Gas hydrate destabilization and sea-level changes: insights from Miocene seep carbonate deposits of the northern Apennines (Italy)

Daniela Fontana1, Stefano Conti1, Chiara Fioroni1, and Claudio Argentino2
Daniela Fontana et al.
  • 1( Dept od Chemical and Geological Sciences, University of Modena and Reggio Emilia, 41125 Modena, Italy,
  • 2Centre for Arctic Gas Hydrate, Environment and Climate UiT – The Arctic University of Norway Department of Geosciences N-9037, Tromsø, Norway

The effects of global warming on marine gas hydrate stability along continental margins is still unclear and discussed within the scientific community. Long-term datasets can be obtained from the geological record and might help us better understand how gas-hydrate reservoirs responds to climate changes. Present-day gas hydrates are frequently associated or interlayered with authigenic carbonates, called clathrites, which have been sampled from many continental margins worldwide. These carbonates show peculiar structures, such as vacuolar or vuggy-like fabrics, and are marked by light δ13C and heavy δ18O isotopic values. Evidences of paleo-gas hydrate occurrence are recorded in paleo-clathrites hosted in Miocene deposits of the Apennine chain, Italy, and formed in different positions of the paleo foreland system: in wedge-top basins, along the outer slope of the accretionary prism, and at the leading edge of the deformational front. The accurate nannofossil biostratigraphy of sediment hosting paleo-clathrites in the northern Apennines allowed us to ascribe them to different Miocene nannofossil zones, concentrated in three main intervals: in the Langhian (MNN5a), in the upper Serravallian-lower Tortonian (MNN6b-MNN7) and the upper Tortonian-lowermost Messinian (MNN10-MNN11). By comparing paleo-clathrite distributions with 3rd order eustatic curves, they seem to match phases of sea-level lowering associated with cold periods. Therefore, we suggest that the drop in the hydraulic pressure on the plumbing system during sea-level lowering shifted the bottom of the gas hydrate stability zone to shallower depths, inducing paleo gas-hydrate destabilization.
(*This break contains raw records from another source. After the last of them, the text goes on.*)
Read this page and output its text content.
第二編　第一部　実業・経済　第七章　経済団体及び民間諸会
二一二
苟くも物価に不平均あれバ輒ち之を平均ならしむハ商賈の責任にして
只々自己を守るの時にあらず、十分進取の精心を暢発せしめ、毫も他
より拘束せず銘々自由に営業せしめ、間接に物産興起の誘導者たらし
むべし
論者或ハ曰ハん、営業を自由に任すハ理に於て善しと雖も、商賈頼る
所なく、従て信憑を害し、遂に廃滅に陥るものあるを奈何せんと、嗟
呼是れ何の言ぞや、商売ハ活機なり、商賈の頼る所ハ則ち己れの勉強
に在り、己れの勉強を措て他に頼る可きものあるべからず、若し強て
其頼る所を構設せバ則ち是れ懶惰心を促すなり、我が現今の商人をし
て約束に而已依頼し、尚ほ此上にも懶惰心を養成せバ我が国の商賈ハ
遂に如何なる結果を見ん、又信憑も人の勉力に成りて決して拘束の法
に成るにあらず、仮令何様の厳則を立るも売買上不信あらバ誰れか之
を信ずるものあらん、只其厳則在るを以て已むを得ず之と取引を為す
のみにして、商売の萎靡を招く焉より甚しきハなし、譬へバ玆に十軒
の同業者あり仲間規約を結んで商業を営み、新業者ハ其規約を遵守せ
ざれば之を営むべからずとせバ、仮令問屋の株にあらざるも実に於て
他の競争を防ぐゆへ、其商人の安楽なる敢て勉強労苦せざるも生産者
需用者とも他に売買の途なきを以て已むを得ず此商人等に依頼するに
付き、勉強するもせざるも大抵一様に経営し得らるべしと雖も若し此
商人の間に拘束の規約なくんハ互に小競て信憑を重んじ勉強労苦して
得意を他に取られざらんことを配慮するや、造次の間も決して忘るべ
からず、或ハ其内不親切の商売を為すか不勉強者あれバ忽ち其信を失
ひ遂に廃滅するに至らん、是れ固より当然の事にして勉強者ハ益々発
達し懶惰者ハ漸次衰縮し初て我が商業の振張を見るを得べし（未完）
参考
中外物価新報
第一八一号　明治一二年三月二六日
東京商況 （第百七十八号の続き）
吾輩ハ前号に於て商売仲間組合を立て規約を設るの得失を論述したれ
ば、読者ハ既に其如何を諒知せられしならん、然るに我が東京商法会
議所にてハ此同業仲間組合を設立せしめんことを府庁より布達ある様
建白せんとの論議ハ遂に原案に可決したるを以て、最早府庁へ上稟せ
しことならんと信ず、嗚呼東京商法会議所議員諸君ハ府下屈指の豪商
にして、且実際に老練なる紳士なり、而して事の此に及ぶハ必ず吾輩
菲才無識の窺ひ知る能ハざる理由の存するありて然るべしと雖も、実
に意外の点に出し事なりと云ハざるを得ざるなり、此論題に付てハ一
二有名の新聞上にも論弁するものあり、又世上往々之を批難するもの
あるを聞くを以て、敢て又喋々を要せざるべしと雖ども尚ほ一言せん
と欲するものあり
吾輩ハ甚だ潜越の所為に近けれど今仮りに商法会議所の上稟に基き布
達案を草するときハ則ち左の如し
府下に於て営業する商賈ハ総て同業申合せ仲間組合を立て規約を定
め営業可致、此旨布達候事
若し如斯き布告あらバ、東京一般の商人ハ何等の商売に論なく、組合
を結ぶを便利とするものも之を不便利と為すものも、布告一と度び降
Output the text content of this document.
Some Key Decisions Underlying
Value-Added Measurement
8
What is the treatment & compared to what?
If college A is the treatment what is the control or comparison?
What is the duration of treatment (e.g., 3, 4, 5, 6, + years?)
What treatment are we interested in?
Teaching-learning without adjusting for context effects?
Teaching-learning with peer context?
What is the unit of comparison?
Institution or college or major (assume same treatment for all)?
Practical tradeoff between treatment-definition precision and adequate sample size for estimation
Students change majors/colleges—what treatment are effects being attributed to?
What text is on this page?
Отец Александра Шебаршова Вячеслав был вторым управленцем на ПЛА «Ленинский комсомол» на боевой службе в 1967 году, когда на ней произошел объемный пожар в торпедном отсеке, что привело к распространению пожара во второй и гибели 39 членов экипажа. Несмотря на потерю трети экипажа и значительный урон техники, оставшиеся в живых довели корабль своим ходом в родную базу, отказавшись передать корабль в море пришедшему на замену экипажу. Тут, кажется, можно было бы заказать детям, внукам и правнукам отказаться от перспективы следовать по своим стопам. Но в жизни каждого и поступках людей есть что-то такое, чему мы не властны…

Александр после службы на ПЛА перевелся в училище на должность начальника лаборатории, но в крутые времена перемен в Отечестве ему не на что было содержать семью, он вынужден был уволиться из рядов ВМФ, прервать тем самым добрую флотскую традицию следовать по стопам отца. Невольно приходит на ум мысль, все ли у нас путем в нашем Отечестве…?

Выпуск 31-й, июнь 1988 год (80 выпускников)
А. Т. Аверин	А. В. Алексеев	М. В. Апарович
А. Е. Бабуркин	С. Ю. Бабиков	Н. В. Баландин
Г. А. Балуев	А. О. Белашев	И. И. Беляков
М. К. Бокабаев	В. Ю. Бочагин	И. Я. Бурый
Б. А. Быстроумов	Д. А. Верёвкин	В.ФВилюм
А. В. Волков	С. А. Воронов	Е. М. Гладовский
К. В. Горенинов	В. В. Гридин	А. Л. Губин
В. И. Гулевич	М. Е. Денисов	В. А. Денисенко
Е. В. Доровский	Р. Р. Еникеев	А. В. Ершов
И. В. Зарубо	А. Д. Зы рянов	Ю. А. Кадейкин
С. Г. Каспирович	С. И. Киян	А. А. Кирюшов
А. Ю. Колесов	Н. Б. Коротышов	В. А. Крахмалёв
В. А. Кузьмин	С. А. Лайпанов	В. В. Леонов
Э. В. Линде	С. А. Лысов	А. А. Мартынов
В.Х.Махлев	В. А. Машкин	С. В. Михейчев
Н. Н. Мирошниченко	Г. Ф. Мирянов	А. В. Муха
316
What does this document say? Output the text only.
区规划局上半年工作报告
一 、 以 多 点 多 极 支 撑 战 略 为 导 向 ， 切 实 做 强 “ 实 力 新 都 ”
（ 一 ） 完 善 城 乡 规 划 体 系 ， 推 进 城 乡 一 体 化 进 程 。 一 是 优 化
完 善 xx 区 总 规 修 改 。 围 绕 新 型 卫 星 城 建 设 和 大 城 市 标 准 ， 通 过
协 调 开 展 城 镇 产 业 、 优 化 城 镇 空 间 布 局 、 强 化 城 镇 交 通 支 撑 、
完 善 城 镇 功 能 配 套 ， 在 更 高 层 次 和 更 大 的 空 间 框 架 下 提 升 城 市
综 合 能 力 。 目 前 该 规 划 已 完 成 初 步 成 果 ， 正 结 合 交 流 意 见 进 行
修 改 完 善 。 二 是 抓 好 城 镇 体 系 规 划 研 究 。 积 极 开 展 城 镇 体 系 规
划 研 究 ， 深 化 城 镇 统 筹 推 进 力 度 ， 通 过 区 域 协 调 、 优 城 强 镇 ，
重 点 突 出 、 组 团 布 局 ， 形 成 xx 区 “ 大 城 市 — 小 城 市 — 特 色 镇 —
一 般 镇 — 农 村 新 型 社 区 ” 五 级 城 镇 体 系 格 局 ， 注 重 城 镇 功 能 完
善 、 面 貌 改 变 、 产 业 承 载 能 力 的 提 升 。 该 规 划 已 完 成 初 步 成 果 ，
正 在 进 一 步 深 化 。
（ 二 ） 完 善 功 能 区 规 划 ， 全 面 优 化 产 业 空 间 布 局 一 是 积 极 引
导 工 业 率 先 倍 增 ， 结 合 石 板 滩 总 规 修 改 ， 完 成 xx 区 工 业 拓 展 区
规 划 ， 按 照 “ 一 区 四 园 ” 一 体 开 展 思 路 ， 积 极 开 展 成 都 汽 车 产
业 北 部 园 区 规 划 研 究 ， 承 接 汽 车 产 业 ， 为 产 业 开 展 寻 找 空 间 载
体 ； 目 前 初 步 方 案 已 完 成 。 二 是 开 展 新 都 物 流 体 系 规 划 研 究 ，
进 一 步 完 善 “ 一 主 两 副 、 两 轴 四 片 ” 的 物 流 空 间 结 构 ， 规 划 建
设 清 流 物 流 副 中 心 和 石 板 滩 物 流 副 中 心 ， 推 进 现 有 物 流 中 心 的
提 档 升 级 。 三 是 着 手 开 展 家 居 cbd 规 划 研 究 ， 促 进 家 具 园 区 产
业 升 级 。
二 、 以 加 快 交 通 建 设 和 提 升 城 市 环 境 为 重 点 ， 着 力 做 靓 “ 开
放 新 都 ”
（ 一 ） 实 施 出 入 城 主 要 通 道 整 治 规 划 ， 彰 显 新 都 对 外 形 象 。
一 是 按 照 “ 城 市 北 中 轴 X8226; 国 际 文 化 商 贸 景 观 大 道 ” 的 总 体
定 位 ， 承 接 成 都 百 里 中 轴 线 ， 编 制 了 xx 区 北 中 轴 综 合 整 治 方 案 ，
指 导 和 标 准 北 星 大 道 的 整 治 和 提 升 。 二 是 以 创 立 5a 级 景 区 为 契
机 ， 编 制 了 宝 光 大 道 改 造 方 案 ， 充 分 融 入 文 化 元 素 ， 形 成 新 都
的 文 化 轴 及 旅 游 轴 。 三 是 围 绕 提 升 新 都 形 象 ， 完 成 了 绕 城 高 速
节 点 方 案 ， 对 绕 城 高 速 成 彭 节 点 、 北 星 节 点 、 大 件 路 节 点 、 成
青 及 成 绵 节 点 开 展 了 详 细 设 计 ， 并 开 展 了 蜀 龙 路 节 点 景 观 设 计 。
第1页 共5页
The uplift of the different sectors of the wedge-top foredeep system during tectonic migration might have amplified the effect of the concomitant eustatic sea-level drop, reducing the hydrostatic load on the seafloor and triggering gas-hydrate decomposition. We suggest that Miocene climate-induced sea-level changes played a role in controlling gas hydrate stability and methane emissions along the northern Apennine paleo-wedge, with hydrate destabilization roughly matching with sea-level drops and cooling events.


How to cite: Fontana, D., Conti, S., Fioroni, C., and Argentino, C.: Gas hydrate destabilization and sea-level changes: insights from Miocene seep carbonate deposits of the northern Apennines (Italy), EGU General Assembly 2021, online, 19–30 Apr 2021, EGU21-8529,, 2021.